伤寒沙门氏菌中出现的耐药性限制了伤寒的治疗选择。在这种情况下，需要找到针对这种病原体的替代治疗方式。在目前用于治疗肠热的治疗剂中，喹诺酮类药物自过去的三十年以来已获得了相当大的成功。这些药物作用于DNA促旋酶，而获得的抗药性是由于促旋酶A亚基的Ser83和Asp87发生突变。在本研究中，以DNA促旋酶为目标，以寻找不受这些突变影响的潜在新抑制剂。分子建模和对接研究在Schrödinger的分子建模软件中进行。使用模板1AB4和3LTN构建DNA促旋酶-DNA复合物的同源性模型。在SPC溶剂中进行分子动力学模拟100 ns。总计17,900，从ZINC化合物库中下载了742种药物样分子。化合物的Glide XP得分在-5.285至-13.692之间。所有结合在四个碱基对上的配体在DNA促旋酶的DNA结合槽中交错排列，形成缺口，其芳香环插入通过π-π堆积相互作用稳定的两个连续核苷酸的碱基之间。包含保守残基Lys 447，Gly 448，Lys 449，Ile 450，Leu 451，Gln 465和Val 467的DNA促旋酶B的结合口袋通过范德华相互作用与配体分子相互作用。MIC（最小抑菌浓度），MBC（最小杀菌浓度）和IC 所有结合在四个碱基对上的配体在DNA促旋酶的DNA结合槽中交错排列，形成缺口，其芳香环插入通过π-π堆积相互作用稳定的两个连续核苷酸的碱基之间。包含保守残基Lys 447，Gly 448，Lys 449，Ile 450，Leu 451，Gln 465和Val 467的DNA促旋酶B的结合口袋通过范德华相互作用与配体分子相互作用。MIC（最小抑菌浓度），MBC（最小杀菌浓度）和IC 所有结合在四个碱基对上的配体在DNA促旋酶的DNA结合槽中交错排列，形成缺口，其芳香环插入通过π-π堆积相互作用稳定的两个连续核苷酸的碱基之间。包含保守残基Lys 447，Gly 448，Lys 449，Ile 450，Leu 451，Gln 465和Val 467的DNA促旋酶B的结合口袋通过范德华相互作用与配体分子相互作用。

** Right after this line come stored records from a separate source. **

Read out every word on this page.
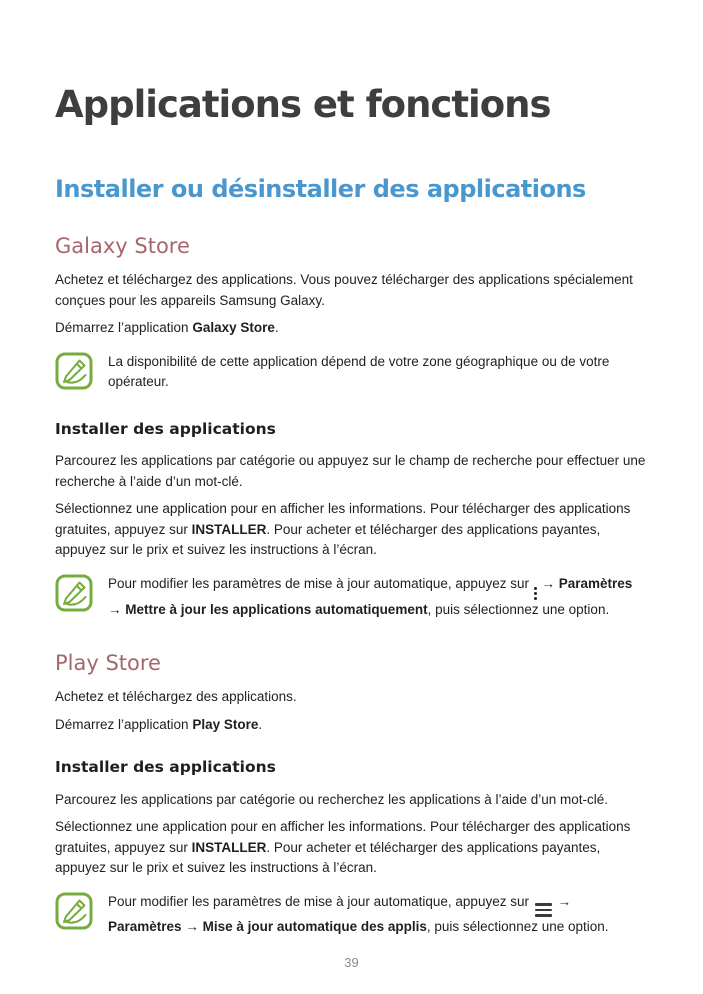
Applications et fonctions
Installer ou désinstaller des applications
Galaxy Store

Achetez et téléchargez des applications. Vous pouvez télécharger des applications spécialement conçues pour les appareils Samsung Galaxy.

Démarrez l’application Galaxy Store.

La disponibilité de cette application dépend de votre zone géographique ou de votre opérateur.
Installer des applications

Parcourez les applications par catégorie ou appuyez sur le champ de recherche pour effectuer une recherche à l’aide d’un mot-clé.

Sélectionnez une application pour en afficher les informations. Pour télécharger des applications gratuites, appuyez sur INSTALLER. Pour acheter et télécharger des applications payantes, appuyez sur le prix et suivez les instructions à l’écran.

Pour modifier les paramètres de mise à jour automatique, appuyez sur
→ Paramètres → Mettre à jour les applications automatiquement, puis sélectionnez une option.
Play Store

Achetez et téléchargez des applications.

Démarrez l’application Play Store.

Installer des applications

Parcourez les applications par catégorie ou recherchez les applications à l’aide d’un mot-clé.

Sélectionnez une application pour en afficher les informations. Pour télécharger des applications gratuites, appuyez sur INSTALLER. Pour acheter et télécharger des applications payantes, appuyez sur le prix et suivez les instructions à l’écran.

Pour modifier les paramètres de mise à jour automatique, appuyez sur
→ Paramètres → Mise à jour automatique des applis, puis sélectionnez une option.
39
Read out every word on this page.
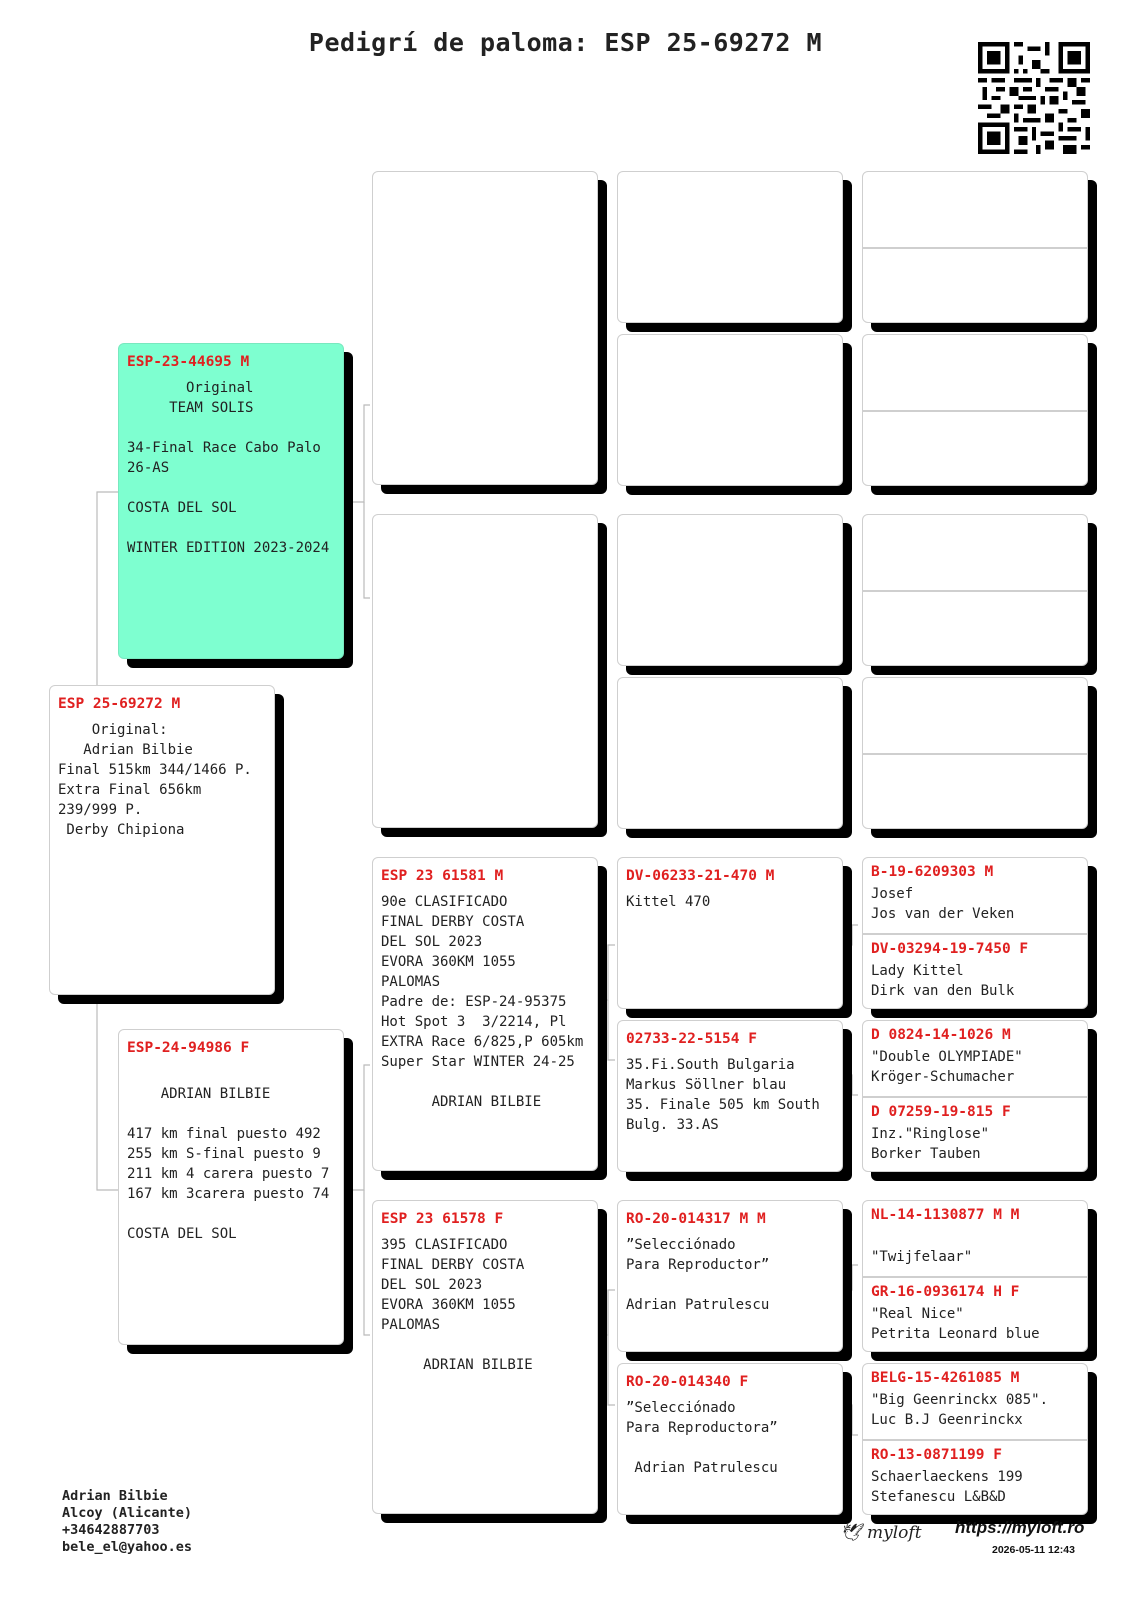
Pedigrí de paloma: ESP 25-69272 M
ESP 25-69272 M
Original:
Adrian Bilbie
Final 515km 344/1466 P.
Extra Final 656km
239/999 P.
Derby Chipiona
ESP-23-44695 M
Original
TEAM SOLIS

34-Final Race Cabo Palo
26-AS

COSTA DEL SOL

WINTER EDITION 2023-2024
ESP-24-94986 F

ADRIAN BILBIE

417 km final puesto 492
255 km S-final puesto 9
211 km 4 carera puesto 7
167 km 3carera puesto 74

COSTA DEL SOL
ESP 23 61581 M
90e CLASIFICADO
FINAL DERBY COSTA
DEL SOL 2023
EVORA 360KM 1055
PALOMAS
Padre de: ESP-24-95375
Hot Spot 3  3/2214, Pl
EXTRA Race 6/825,P 605km
Super Star WINTER 24-25

ADRIAN BILBIE
ESP 23 61578 F
395 CLASIFICADO
FINAL DERBY COSTA
DEL SOL 2023
EVORA 360KM 1055
PALOMAS

ADRIAN BILBIE
DV-06233-21-470 M
Kittel 470
02733-22-5154 F
35.Fi.South Bulgaria
Markus Söllner blau
35. Finale 505 km South
Bulg. 33.AS
RO-20-014317 M M
”Selecciónado
Para Reproductor”

Adrian Patrulescu
RO-20-014340 F
”Selecciónado
Para Reproductora”

Adrian Patrulescu
B-19-6209303 M
Josef
Jos van der Veken
DV-03294-19-7450 F
Lady Kittel
Dirk van den Bulk
D 0824-14-1026 M
"Double OLYMPIADE"
Kröger-Schumacher
D 07259-19-815 F
Inz."Ringlose"
Borker Tauben
NL-14-1130877 M M

"Twijfelaar"
GR-16-0936174 H F
"Real Nice"
Petrita Leonard blue
BELG-15-4261085 M
"Big Geenrinckx 085".
Luc B.J Geenrinckx
RO-13-0871199 F
Schaerlaeckens 199
Stefanescu L&B&D
Adrian Bilbie
Alcoy (Alicante)
+34642887703
bele_el@yahoo.es
🕊 myloft https://myloft.ro
2026-05-11 12:43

MIC（最小抑菌浓度），MBC（最小杀菌浓度）和IC Gln 465和Val 467通过范德华相互作用与配体分子相互作用。MIC（最小抑菌浓度），MBC（最小杀菌浓度）和IC Gln 465和Val 467通过范德华相互作用与配体分子相互作用。MIC（最小抑菌浓度），MBC（最小杀菌浓度）和IC₅₀种受试化合物的浓度分别为500至125 mg / L，750至500 mg / L和100至12.5 mg / L。选定的命中结合到喹诺酮结合口袋，但它们的结合和构象模式不同于氟喹诺酮，因此，它们的结合不受Ser83或Asp87位置突变的影响。这些前导化合物可以作为支架进一步探索，以设计针对DNA促旋酶的抑制剂来绕过喹诺酮耐药性。